Sin protección social, hay desigualdad

La protección social cuando no podemos trabajar por enfermedad, invalidez, accidentes en el trabajo, enfermedades profesionales, maternidad, cuando ya no tenemos edad para trabajar o cuando no encontramos trabajo, es clave para evitar la pobreza y asegurar el bienestar individual y social. #SinDesigualdad

21 de abril de 2014



Sólo el 20 por ciento de la población mundial tiene una protección social adecuada, y más del 50 por ciento no tiene asegurada ningún tipo de cobertura.

Desde la fundación de la OIT en el año 1919, la seguridad social ha sido un elemento fundamental del mandato de la Organización y, por consiguiente, uno de sus ámbitos principales de actividad normativa. En la Declaración de Filadelfia (1944) se instó a la OIT a «fomentar, entre todas las naciones del mundo, programas que permitan […] extender las medidas de seguridad social para garantizar ingresos básicos a quienes los necesiten y prestar asistencia médica completa» […]. El reconocimiento universal de la seguridad social como un derecho inherente a todas las personas se consagró posteriormente al incluirse el derecho a la seguridad social en la Declaración Universal de Derechos Humanos, en 1948 , en el Pacto International de Derechos Económicos, Sociales y Culturales, en 1966 , y en otros muchos tratados internacionales y regionales de derechos humanos.

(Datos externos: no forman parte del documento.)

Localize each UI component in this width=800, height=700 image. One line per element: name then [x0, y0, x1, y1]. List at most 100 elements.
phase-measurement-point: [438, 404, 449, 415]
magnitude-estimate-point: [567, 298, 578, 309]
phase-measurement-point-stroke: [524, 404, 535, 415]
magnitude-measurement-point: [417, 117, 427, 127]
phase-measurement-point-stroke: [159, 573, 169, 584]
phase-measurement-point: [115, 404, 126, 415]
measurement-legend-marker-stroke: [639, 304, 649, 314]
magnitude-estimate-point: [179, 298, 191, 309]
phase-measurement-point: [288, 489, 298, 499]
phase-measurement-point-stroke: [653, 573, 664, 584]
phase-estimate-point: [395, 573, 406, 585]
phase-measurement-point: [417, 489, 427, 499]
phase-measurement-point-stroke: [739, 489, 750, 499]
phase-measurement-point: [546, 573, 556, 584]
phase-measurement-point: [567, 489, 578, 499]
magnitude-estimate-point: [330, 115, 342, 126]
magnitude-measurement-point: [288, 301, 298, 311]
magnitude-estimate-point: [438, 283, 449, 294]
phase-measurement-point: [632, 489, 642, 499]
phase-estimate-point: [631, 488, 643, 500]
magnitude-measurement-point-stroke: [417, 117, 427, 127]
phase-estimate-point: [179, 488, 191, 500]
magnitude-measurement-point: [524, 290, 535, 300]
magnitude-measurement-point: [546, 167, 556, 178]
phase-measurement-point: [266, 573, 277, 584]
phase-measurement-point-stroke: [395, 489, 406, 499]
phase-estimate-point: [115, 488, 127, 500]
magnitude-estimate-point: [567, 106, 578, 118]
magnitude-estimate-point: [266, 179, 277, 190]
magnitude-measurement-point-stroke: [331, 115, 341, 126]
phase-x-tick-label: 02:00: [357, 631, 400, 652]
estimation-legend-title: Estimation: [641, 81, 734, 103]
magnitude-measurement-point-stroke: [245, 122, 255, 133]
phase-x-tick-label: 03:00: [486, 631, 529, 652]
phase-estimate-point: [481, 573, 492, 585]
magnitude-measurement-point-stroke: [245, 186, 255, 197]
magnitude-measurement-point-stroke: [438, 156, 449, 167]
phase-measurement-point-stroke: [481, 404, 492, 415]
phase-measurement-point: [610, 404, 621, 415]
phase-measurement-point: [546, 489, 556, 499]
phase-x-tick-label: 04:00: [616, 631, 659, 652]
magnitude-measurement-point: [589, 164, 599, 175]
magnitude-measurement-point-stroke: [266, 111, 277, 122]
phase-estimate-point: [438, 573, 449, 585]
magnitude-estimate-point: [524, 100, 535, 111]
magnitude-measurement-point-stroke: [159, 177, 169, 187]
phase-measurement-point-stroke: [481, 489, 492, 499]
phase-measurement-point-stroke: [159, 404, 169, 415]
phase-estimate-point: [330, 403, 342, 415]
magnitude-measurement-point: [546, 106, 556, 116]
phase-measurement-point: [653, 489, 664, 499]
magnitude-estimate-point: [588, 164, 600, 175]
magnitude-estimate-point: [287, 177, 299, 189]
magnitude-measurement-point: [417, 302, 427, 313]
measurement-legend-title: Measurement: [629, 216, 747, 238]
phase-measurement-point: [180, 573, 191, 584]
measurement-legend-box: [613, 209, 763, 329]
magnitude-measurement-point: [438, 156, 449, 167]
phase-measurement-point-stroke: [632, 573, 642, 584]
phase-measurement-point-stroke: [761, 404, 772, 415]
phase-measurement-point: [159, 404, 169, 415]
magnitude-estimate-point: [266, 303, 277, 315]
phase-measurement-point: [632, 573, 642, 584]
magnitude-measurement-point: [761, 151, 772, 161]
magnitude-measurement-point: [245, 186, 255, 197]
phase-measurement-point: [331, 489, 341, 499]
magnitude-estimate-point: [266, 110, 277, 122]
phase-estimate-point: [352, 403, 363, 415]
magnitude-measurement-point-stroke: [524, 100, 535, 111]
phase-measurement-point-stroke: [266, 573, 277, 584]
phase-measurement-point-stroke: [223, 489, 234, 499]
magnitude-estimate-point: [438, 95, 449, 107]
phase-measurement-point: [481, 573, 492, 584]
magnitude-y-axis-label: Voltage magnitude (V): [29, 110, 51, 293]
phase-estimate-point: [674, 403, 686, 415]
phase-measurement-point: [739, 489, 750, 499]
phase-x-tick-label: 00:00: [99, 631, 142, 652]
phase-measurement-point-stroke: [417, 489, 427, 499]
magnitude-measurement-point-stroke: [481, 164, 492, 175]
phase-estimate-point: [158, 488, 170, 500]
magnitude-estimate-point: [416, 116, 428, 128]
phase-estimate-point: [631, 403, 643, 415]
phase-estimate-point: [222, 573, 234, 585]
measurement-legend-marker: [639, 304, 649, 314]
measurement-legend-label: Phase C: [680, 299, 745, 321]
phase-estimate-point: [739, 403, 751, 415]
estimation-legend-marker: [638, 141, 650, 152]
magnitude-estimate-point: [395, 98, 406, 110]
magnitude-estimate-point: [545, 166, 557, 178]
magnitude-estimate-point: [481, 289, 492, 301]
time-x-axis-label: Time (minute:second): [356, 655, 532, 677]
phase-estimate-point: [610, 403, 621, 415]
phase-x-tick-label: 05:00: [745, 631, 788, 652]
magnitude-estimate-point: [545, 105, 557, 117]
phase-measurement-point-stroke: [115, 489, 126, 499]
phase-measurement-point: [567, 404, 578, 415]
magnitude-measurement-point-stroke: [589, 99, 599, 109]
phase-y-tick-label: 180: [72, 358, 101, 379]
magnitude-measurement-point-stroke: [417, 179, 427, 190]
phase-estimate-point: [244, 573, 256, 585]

A pesar de la importancia de su papel y sus funciones, la seguridad social todavía dista mucho de ser una realidad para la gran mayoría de la población mundial, que carece de acceso a la protección de la seguridad social o apenas lo tiene.

La OIT promueve la Iniciativa del Piso de Protección Social, que supone asegurar un nivel universal un nivel básico de protección social, garantizando a toda persona una seguridad básica de ingresos y un acceso universal y asequibilidad a servicios sociales esenciales en las áreas de salud, agua y saneamiento, educación, alimentos y vivienda.